对于陈建的《学蔀通辨》,据《退溪先生文集考证》记载,退溪亦有所提及:“案篁墩《道一编》凡六卷,名以道一者,盖谓朱、陆之道,始二而终一也。《学蔀通辨》(陈清澜建自序)‘近世一种造为早晩之说,乃谓朱子初年所见未定,误疑象山,晩年始悔悟,而与象山合,其说盖萌于赵东山之对江右六君子之策,而成于程篁墩之道一编,至近日王阳明因之,又集为朱子晩年定论。建为此惧,窃不自揆,慨然发愤,究心《通辨》云云。’”(《退溪先生文集考证·别纸》卷5,第371页)从《考证》内容来看,退溪提及了陈氏的该著作,但仅仅资料性地转录了陈建本人的序,借以强调对《朱子晚年定论》的怀疑和不满,但并没有象栗谷一样作专门辩说。

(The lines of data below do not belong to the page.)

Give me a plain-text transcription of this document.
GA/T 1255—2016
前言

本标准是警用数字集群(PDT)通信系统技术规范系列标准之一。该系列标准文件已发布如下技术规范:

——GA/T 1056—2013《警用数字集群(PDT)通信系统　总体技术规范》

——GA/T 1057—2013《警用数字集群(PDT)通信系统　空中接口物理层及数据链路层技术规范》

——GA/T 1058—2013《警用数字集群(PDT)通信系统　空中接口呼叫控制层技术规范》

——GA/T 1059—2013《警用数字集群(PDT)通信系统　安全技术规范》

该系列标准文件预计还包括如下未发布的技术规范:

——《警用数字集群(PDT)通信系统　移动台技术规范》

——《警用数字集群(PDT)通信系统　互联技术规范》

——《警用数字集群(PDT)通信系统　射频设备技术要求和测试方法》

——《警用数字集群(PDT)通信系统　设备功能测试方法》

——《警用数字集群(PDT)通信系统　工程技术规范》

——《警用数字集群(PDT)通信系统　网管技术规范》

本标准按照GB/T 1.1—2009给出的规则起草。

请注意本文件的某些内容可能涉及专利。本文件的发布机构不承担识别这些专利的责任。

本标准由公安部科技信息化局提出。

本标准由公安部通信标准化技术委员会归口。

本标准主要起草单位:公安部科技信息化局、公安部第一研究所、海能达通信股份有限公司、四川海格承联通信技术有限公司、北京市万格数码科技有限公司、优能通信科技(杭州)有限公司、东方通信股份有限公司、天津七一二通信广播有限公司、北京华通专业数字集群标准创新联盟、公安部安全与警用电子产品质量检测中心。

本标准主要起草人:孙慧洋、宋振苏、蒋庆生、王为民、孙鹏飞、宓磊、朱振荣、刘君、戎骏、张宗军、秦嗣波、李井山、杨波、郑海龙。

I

栗谷作为主张理通气局的朝鲜性理学代表学者,在对待阳明心学问题上与退溪学派保持了基本一致的观点。他极力抨击明朝学界遵信陆王心学的风潮,辨异端、明正学,倡导程朱理学,为确立朝鲜性理学的道学正统地位而摇旗呐喊。
明朝中晚期,以王阳明为代表的心学儒者出于纠朱学末学口耳之学之偏的需要,提出了“心即理”、“知行合一”、“致良知”等主张,从治学方法入手,在知行论和修养论上形成了一股席卷学界的新思潮,其余波对朝鲜学界也造成了极大冲击。以退溪、西厓和栗谷为代表的朝鲜中期性理学者对这一思潮极为关注,不仅从学理上进行了深入研究和分辨,而且从性质上判其为禅学异端,对其造成的影响十分忧虑。他们在对待阳明心学的态度问题上,表现出了惊人的一致,几乎无一例外地予以极力排斥。
朝鲜学界之所以对阳明心学采取批判和抵制的态度,首先是出于确立和维护本国正统道学的需要。以退溪、栗谷等人为代表的朝鲜中期理学家通过研读儒家原始经典和《二程遗书》《四书章句集注》《朱子大全》《朱子语类》《近思录》等宋代理学家的著作,体味天理天道、理一分殊、理气论、四端七情、人物性同异等理学范畴,从而构筑起了朝鲜性理学的总体框架和本国本民族的道统学统。
对陆王心学的批判,标志着自朝鲜中期开始,韩国儒学对道统和学统正统性的自觉。并且为了维护自我的纯粹性,开始对异己思想有了甄别和抗拒。这种甄别和抗拒几乎与中国维护程朱理学正统的努力同步,不仅在朝鲜理学内部,而且对儒家文化宗主国发出自己的声音,这是前所未有的,具有特别重大的意义。他们对陆王心学的动向和流传,以及由此所导致的社会文化风潮的变化过程也持续保持关注。这也就可以解释为什么朝鲜朝中期对中国思想界阳明学泛滥、甚至把陆王从祀文庙的举措,表现出极度的困惑和不安。明亡以后,朝鲜王朝朝廷上下以继承了中原文化的正脉,自居为“小中华”,这种想法的根源之一,即是朝鲜朝思想界认为朝鲜学界抵制了陆王心学的异端思想,继承了程朱理学的正脉,从而保留住了中原儒学的正脉。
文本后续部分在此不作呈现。